Even though you may not do real-space refinement with free reflections, external tools can do that with the maps written out.
It is the most efficient to combine local and global real-space refinement with reciprocal space refinement. I call it dual-space refinement. This is why it is tightly integrated into phenix.refine: http://cci.lbl.gov/~afonine/fix_rotamers/fit_rotamers.pdf
I am sure that many people will use it when they find that real-space fitting and refinement tools lower R-free, unaware that they are cheating.
Sure. This is why free-R flags are not used in maps calculation for real-space refinement (my previous email).
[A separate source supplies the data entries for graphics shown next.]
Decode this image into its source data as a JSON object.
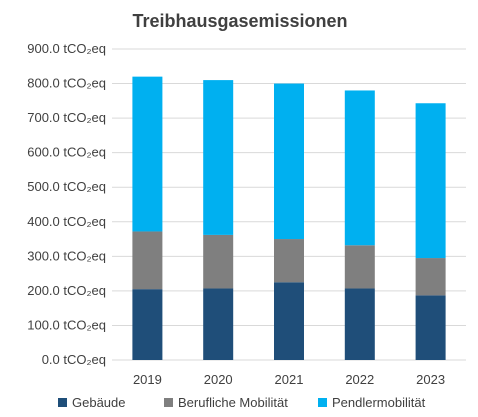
{
  "chart_data": {
    "type": "bar",
    "stacked": true,
    "title": "Treibhausgasemissionen",
    "xlabel": "",
    "ylabel": "",
    "categories": [
      "2019",
      "2020",
      "2021",
      "2022",
      "2023"
    ],
    "series": [
      {
        "name": "Gebäude",
        "color": "#1f4e79",
        "values": [
          205,
          207,
          225,
          207,
          187
        ]
      },
      {
        "name": "Berufliche Mobilität",
        "color": "#7f7f7f",
        "values": [
          167,
          155,
          125,
          125,
          108
        ]
      },
      {
        "name": "Pendlermobilität",
        "color": "#00b0f0",
        "values": [
          448,
          448,
          450,
          448,
          448
        ]
      }
    ],
    "ylim": [
      0,
      900
    ],
    "y_ticks": [
      0,
      100,
      200,
      300,
      400,
      500,
      600,
      700,
      800,
      900
    ],
    "y_tick_labels": [
      "0.0 tCO₂eq",
      "100.0 tCO₂eq",
      "200.0 tCO₂eq",
      "300.0 tCO₂eq",
      "400.0 tCO₂eq",
      "500.0 tCO₂eq",
      "600.0 tCO₂eq",
      "700.0 tCO₂eq",
      "800.0 tCO₂eq",
      "900.0 tCO₂eq"
    ],
    "grid": true,
    "legend_position": "bottom"
  }
}
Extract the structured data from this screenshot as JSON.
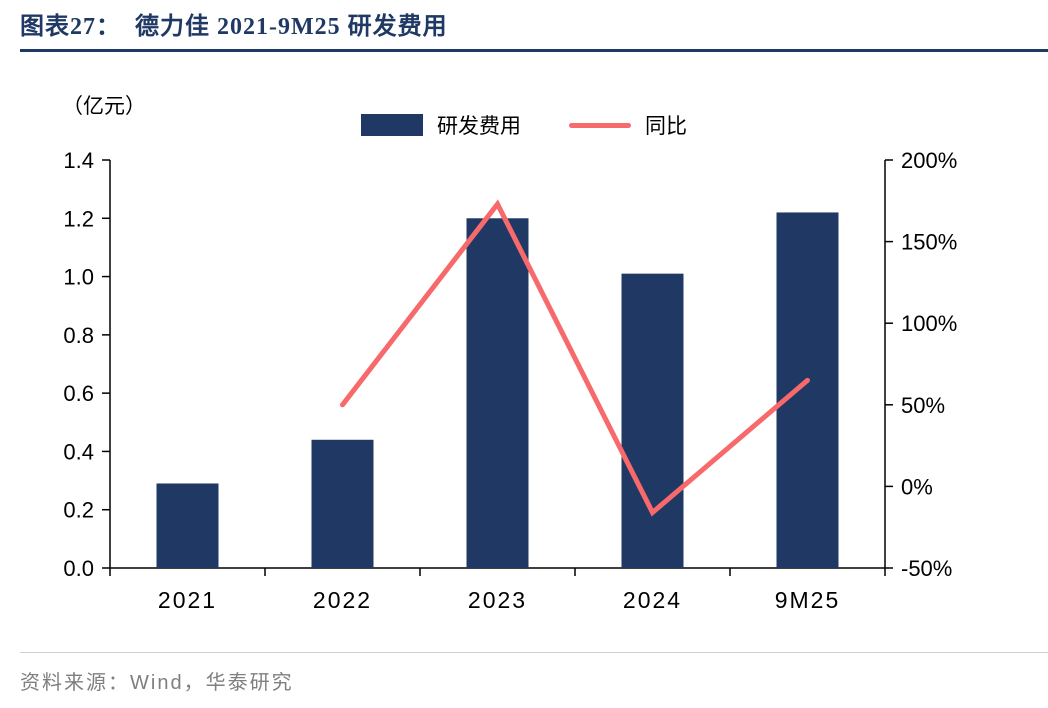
{
  "header": {
    "title": "图表27：  德力佳 2021-9M25 研发费用"
  },
  "chart_data": {
    "type": "combo",
    "title": "德力佳 2021-9M25 研发费用",
    "categories": [
      "2021",
      "2022",
      "2023",
      "2024",
      "9M25"
    ],
    "series": [
      {
        "name": "研发费用",
        "type": "bar",
        "axis": "left",
        "values": [
          0.29,
          0.44,
          1.2,
          1.01,
          1.22
        ],
        "color": "#1f3864"
      },
      {
        "name": "同比",
        "type": "line",
        "axis": "right",
        "values": [
          null,
          50,
          173,
          -16,
          65
        ],
        "color": "#f7696a"
      }
    ],
    "left_axis": {
      "label": "（亿元）",
      "min": 0,
      "max": 1.4,
      "step": 0.2
    },
    "right_axis": {
      "min": -50,
      "max": 200,
      "step": 50,
      "suffix": "%"
    },
    "grid": false,
    "legend_position": "top-center"
  },
  "footer": {
    "source": "资料来源：Wind，华泰研究"
  },
  "colors": {
    "bar": "#1f3864",
    "line": "#f7696a",
    "title": "#1f3864",
    "axis": "#000000",
    "source_text": "#7f7f7f",
    "rule": "#1f3864"
  }
}
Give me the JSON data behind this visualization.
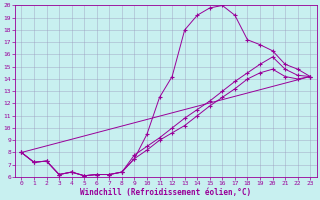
{
  "xlabel": "Windchill (Refroidissement éolien,°C)",
  "bg_color": "#c8f0f0",
  "line_color": "#990099",
  "grid_color": "#9999bb",
  "xlim": [
    -0.5,
    23.5
  ],
  "ylim": [
    6,
    20
  ],
  "xticks": [
    0,
    1,
    2,
    3,
    4,
    5,
    6,
    7,
    8,
    9,
    10,
    11,
    12,
    13,
    14,
    15,
    16,
    17,
    18,
    19,
    20,
    21,
    22,
    23
  ],
  "yticks": [
    6,
    7,
    8,
    9,
    10,
    11,
    12,
    13,
    14,
    15,
    16,
    17,
    18,
    19,
    20
  ],
  "line1_x": [
    0,
    1,
    2,
    3,
    4,
    5,
    6,
    7,
    8,
    9,
    10,
    11,
    12,
    13,
    14,
    15,
    16,
    17,
    18,
    19,
    20,
    21,
    22,
    23
  ],
  "line1_y": [
    8.0,
    7.2,
    7.3,
    6.2,
    6.4,
    6.1,
    6.2,
    6.2,
    6.4,
    7.5,
    9.5,
    12.5,
    14.2,
    18.0,
    19.2,
    19.8,
    20.0,
    19.2,
    17.2,
    16.8,
    16.3,
    15.2,
    14.8,
    14.2
  ],
  "line2_x": [
    0,
    1,
    2,
    3,
    4,
    5,
    6,
    7,
    8,
    9,
    10,
    11,
    12,
    13,
    14,
    15,
    16,
    17,
    18,
    19,
    20,
    21,
    22,
    23
  ],
  "line2_y": [
    8.0,
    7.2,
    7.3,
    6.2,
    6.4,
    6.1,
    6.2,
    6.2,
    6.4,
    7.8,
    8.5,
    9.2,
    10.0,
    10.8,
    11.5,
    12.2,
    13.0,
    13.8,
    14.5,
    15.2,
    15.8,
    14.8,
    14.3,
    14.2
  ],
  "line3_x": [
    0,
    1,
    2,
    3,
    4,
    5,
    6,
    7,
    8,
    9,
    10,
    11,
    12,
    13,
    14,
    15,
    16,
    17,
    18,
    19,
    20,
    21,
    22,
    23
  ],
  "line3_y": [
    8.0,
    7.2,
    7.3,
    6.2,
    6.4,
    6.1,
    6.2,
    6.2,
    6.4,
    7.5,
    8.2,
    9.0,
    9.6,
    10.2,
    11.0,
    11.8,
    12.5,
    13.2,
    14.0,
    14.5,
    14.8,
    14.2,
    14.0,
    14.2
  ],
  "line4_x": [
    0,
    23
  ],
  "line4_y": [
    8.0,
    14.2
  ]
}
With 10% test reflection, I suspect that difference maps used to find waters can easily find a few noise peaks with significant R-free contributions.
- I'm not aware of any systematic study on this matter, although I can believe it in theory; - phenix.refine uses very sophisticated filtering tools; - I guess at some point I will switch to using Average Kick Maps for water picking. This will remove the noise peaks, and so eliminate the problem (I need to test this all, though).
IMHO, using test reflections for anything but computing R-free should always be avoided unless you are unable to proceed using only the non-test. Using test reflections is always cheating to some extent, although trivial amounts of bias are probably removed during refinement. I just think it is better to be very strict about test reflections and avoid the possibility of bias.
Test reflections are used for calculation of m and D in 2mFo-DFc and mFo-DFc maps, as well as in alpha/beta parameters of ML target. This is inevitable.
Exclusion of test reflections ought to be an option. Ideally, deposited PDB files should report whether maps used for model building included test reflections.
Ideally yes, but I can name a hundred of other similarly important parameters to report. *At least a set of all parameters must be reported so the published R-factors are 100% reproducible - I'm sure this is an easy doable goal to start with.* Pavel.